No argument there. Bosnak, a 29-year-old New York City TV producer, bought $400 haircuts, Gucci purses and Prada shoes. Her free spending—begun in college on her first Visa—continued until a few months ago, when she found herself out of work and $25,000 in debt. “I felt like an idiot,” she says. “I was embarrassed.”

Her response, however, was unique: In June Bosnak set up a Web site, savekaryn.com, which asked visitors to send money to pay her bills. “You are not giving your money to a charity,” the site explains, “but rather a chick who spent too much money.” And, say some critics, a chick with a lot of chutzpah. Bosnak “has no concept of ‘fiscal responsibility,'” wrote Ben Larson of Ohio, so appalled he co-created dontsavekaryn.com, one of several sites that sprang up to mock Bosnak.
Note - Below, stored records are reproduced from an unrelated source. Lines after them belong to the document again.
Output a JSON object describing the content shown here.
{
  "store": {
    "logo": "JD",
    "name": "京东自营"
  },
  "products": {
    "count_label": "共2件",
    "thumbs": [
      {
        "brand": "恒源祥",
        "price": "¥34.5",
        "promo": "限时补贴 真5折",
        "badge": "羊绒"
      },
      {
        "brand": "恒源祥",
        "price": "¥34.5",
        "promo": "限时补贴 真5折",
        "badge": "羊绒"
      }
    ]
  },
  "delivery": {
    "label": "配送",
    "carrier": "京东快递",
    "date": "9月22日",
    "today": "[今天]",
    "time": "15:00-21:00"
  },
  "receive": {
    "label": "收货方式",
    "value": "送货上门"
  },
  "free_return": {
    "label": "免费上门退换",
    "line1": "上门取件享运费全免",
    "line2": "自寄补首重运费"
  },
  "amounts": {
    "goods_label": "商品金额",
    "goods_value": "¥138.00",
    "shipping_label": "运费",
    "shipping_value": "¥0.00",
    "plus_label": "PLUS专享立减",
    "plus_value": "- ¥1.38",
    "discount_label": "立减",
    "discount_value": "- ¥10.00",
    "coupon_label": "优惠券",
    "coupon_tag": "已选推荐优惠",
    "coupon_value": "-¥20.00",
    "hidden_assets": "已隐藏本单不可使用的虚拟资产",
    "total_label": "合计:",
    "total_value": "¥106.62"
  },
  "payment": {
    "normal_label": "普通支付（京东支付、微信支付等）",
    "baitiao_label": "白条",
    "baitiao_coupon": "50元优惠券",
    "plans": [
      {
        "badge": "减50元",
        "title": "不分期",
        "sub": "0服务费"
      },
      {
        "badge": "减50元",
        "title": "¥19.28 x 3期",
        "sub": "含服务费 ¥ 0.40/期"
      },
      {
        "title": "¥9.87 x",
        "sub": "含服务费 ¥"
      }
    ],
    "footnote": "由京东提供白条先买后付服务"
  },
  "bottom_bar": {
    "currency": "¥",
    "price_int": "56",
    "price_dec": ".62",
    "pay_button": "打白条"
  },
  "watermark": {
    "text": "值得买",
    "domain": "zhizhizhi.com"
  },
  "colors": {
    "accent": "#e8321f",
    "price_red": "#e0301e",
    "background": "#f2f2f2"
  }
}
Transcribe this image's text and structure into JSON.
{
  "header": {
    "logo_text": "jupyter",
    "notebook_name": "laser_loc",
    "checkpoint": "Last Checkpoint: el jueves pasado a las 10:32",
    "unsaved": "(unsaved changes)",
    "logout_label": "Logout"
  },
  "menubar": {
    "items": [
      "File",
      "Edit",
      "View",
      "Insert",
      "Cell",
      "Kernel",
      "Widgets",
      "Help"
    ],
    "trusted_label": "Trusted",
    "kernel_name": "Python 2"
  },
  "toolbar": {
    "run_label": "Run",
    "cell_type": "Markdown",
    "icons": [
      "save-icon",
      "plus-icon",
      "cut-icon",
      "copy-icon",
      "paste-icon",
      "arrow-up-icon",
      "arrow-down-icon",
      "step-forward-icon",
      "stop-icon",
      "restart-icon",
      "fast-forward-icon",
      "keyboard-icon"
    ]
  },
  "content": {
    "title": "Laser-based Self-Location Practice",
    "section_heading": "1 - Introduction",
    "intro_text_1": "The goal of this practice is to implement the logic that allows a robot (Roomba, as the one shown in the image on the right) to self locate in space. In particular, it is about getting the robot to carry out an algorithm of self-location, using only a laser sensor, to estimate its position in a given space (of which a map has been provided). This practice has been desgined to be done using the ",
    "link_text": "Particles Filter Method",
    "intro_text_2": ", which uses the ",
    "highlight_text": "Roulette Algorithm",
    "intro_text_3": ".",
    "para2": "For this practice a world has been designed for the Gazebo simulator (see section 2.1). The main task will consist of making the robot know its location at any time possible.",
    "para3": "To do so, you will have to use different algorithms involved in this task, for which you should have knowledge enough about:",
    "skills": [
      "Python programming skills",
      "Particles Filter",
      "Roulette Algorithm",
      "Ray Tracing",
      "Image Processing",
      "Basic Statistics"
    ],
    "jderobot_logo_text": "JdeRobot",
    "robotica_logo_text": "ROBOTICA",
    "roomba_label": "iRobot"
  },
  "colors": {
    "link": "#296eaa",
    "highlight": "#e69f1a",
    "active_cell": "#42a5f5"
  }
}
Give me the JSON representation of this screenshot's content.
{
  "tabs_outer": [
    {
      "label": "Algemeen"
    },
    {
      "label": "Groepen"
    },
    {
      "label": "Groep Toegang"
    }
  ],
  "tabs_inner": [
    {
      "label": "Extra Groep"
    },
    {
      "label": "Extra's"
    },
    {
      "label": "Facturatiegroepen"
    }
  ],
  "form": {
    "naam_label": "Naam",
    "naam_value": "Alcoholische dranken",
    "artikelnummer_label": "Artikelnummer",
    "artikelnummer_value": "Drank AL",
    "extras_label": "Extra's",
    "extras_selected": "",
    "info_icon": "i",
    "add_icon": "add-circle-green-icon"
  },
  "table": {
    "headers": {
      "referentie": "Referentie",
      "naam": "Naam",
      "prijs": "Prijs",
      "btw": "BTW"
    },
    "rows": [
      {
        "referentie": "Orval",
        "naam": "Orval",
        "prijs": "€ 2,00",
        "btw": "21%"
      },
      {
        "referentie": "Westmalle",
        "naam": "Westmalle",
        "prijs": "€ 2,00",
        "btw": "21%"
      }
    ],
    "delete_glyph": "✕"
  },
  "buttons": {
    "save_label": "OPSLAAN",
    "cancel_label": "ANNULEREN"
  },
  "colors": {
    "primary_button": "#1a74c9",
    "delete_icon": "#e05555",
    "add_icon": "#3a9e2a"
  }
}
Still, lots of people—perhaps 2,000 so far, says Bosnak—have sent money, often just a dollar or two but sometimes more. (Her take grew after newspapers and the Today show picked up her story.) One woman sent $100 and a note: “I was in your situation once, but then I married an attorney.”

She has collected, at last count, more than $10,000. She has also, she insists, changed her shopping ways, selling her beloved luxury goods on eBay for about $3,000. “It’s hard to get rid of things,” says Bosnak, who has cut up all five of her credit cards. “I’ll never get this in-debt again.”